Алехина мы считали честным и преданным партии товарищем и поэтому снисходительно относились к некоторым его смешным претензиям. Одной из его претензий было желание иметь собственное суждение решительно по всем вопросам. Ко всему, что говорили командиры, он относился с какой-то странной подозрительностью и в то же время страдал удивительной восприимчивостью ко всяким слухам и толкам.
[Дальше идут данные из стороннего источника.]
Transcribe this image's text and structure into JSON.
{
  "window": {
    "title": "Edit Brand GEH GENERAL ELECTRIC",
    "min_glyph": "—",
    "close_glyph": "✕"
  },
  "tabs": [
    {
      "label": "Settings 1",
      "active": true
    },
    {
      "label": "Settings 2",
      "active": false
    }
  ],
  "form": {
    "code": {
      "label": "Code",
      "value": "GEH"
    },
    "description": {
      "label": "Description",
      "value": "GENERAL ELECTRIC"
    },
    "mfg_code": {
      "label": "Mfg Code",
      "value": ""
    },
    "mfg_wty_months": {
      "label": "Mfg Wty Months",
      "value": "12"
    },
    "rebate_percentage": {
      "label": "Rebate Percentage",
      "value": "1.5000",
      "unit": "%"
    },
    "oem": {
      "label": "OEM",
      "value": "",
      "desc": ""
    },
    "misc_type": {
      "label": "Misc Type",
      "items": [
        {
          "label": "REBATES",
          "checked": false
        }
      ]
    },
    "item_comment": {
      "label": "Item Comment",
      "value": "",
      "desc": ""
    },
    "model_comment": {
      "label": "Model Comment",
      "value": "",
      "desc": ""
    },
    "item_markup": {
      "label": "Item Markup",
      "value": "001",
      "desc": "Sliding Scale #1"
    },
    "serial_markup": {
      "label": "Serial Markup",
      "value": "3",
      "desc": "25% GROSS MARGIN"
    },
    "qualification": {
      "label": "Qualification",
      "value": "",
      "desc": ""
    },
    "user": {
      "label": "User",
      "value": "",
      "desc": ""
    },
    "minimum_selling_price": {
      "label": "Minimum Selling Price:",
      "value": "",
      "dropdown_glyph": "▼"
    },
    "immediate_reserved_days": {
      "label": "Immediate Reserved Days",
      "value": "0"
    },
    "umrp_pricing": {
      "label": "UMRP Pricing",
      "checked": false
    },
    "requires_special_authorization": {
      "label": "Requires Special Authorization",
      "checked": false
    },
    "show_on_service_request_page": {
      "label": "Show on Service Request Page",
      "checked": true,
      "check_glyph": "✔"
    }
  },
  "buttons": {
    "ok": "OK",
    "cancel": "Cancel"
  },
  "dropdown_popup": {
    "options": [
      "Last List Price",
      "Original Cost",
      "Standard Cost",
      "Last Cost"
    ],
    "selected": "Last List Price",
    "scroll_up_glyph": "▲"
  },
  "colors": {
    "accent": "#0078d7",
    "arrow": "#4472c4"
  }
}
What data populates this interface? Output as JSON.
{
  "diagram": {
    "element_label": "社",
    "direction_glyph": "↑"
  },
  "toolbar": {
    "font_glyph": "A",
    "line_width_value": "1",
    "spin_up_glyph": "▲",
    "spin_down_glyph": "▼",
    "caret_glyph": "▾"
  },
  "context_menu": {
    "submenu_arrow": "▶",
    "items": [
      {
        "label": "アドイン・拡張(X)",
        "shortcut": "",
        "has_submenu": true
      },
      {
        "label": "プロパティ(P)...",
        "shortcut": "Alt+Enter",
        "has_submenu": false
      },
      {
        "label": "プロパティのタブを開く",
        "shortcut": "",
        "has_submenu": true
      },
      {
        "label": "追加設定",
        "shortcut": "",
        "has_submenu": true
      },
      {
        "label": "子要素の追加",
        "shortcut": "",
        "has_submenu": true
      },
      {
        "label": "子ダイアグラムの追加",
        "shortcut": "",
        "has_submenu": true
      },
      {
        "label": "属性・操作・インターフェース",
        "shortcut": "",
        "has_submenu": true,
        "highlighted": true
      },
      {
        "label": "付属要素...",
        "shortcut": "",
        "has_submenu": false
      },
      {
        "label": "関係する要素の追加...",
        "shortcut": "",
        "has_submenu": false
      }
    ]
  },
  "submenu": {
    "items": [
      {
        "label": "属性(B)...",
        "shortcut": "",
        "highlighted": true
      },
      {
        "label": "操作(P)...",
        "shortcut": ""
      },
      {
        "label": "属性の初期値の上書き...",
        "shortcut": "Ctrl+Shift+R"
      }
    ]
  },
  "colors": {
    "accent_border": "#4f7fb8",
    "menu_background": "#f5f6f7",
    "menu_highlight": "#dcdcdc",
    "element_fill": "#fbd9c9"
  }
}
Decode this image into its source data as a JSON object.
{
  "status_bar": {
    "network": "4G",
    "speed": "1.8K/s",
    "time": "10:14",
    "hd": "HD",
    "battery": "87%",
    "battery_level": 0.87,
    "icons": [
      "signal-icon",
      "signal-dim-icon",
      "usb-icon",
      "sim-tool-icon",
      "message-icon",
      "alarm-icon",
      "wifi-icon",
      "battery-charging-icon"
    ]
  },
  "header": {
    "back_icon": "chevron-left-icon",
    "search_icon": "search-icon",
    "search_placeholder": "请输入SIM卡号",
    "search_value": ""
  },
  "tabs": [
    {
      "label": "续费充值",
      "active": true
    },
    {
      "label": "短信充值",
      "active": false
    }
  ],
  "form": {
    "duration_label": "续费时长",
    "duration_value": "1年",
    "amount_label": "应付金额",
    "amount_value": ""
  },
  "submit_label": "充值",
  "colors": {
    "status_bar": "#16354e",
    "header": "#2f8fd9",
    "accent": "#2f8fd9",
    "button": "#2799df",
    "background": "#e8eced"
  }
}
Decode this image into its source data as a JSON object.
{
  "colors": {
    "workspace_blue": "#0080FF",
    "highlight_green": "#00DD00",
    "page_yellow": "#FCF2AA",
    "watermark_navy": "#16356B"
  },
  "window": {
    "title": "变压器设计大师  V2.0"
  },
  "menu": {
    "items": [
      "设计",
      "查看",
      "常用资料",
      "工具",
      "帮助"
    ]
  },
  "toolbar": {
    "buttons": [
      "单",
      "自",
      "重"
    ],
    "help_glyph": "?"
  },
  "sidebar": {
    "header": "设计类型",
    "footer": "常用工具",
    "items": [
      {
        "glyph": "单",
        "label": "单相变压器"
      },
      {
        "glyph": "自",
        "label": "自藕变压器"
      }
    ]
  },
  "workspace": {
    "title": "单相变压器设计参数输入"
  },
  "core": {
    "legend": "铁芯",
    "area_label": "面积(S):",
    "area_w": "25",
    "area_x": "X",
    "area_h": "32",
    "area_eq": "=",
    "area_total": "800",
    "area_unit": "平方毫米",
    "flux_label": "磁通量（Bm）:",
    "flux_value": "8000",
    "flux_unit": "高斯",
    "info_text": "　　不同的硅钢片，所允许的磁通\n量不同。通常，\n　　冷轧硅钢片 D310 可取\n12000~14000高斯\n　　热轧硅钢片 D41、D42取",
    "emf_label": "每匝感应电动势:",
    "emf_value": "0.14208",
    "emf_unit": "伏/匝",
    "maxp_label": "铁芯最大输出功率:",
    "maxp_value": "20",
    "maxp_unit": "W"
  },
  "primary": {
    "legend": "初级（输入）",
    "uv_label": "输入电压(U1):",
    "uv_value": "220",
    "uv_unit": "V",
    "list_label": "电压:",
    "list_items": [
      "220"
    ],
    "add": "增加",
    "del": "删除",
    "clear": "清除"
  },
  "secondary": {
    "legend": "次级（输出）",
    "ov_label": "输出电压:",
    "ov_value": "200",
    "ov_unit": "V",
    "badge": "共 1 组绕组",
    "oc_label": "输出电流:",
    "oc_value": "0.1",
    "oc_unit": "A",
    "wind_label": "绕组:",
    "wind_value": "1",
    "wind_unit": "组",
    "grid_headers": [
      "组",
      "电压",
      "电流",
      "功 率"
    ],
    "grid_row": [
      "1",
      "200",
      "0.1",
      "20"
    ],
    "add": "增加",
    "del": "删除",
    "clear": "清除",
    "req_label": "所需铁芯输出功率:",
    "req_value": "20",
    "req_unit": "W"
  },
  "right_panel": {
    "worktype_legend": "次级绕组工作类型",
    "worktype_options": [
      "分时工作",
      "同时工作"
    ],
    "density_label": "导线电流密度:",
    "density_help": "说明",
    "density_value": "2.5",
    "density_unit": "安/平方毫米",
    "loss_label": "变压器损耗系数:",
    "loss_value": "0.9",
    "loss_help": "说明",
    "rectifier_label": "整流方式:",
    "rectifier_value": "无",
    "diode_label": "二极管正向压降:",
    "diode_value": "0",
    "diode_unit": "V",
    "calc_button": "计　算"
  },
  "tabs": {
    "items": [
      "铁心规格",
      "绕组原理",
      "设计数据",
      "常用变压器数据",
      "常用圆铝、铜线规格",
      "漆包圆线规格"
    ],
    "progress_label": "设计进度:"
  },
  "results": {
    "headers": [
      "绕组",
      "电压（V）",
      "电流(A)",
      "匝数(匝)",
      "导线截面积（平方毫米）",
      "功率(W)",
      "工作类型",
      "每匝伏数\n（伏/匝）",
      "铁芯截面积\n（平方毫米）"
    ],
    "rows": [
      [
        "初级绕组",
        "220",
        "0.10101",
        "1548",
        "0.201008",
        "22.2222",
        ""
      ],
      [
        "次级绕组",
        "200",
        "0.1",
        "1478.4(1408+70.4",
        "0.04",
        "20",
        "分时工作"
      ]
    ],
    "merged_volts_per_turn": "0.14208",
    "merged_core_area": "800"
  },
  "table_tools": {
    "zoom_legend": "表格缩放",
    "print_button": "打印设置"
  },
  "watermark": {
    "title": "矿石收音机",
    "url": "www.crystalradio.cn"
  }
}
Когда Поповицкий предложил ему выступить, Алехин заерзал и, поднявшись на колени, сказал:
— Я обожду — пусть сначала другие выскажутся.
Однако никто не желал выступать, общее настроение было за то, чтобы скорее кончать собрание. Вражеские корабли, стоявшие ниже Николаева, в любой момент могли обогнуть город и подойти вплотную к расположению полка, а наша артиллерия уже снялась с позиций. И Поповицкий объявил:
— Слово предоставляется Алехину.
Тот нехотя поднялся на ноги. В кругу своих приятелей он был боек на слово, и руками размахивал, и бил себя кулаком в грудь, но на собраниях не любил выступать, а если приходилось, то норовил последним, чтобы обругать всех ораторов: один, мол, говорит одно, другой другое — не собрание, а каша какая-то. Но что он сам хочет сказать, понять было невозможно. И на этот раз Алехин остался верен себе.
— Я так думаю, товарищи: а куда смотрели командиры раньше? — говорил он, ероша волосы на голове и озираясь по сторонам. — Я так думаю, что если уходить на север, то надо было уходить раньше, пока все дороги были свободны, а теперь, когда все дороги перерезаны, уже поздно — противник сотрет нас в порошок.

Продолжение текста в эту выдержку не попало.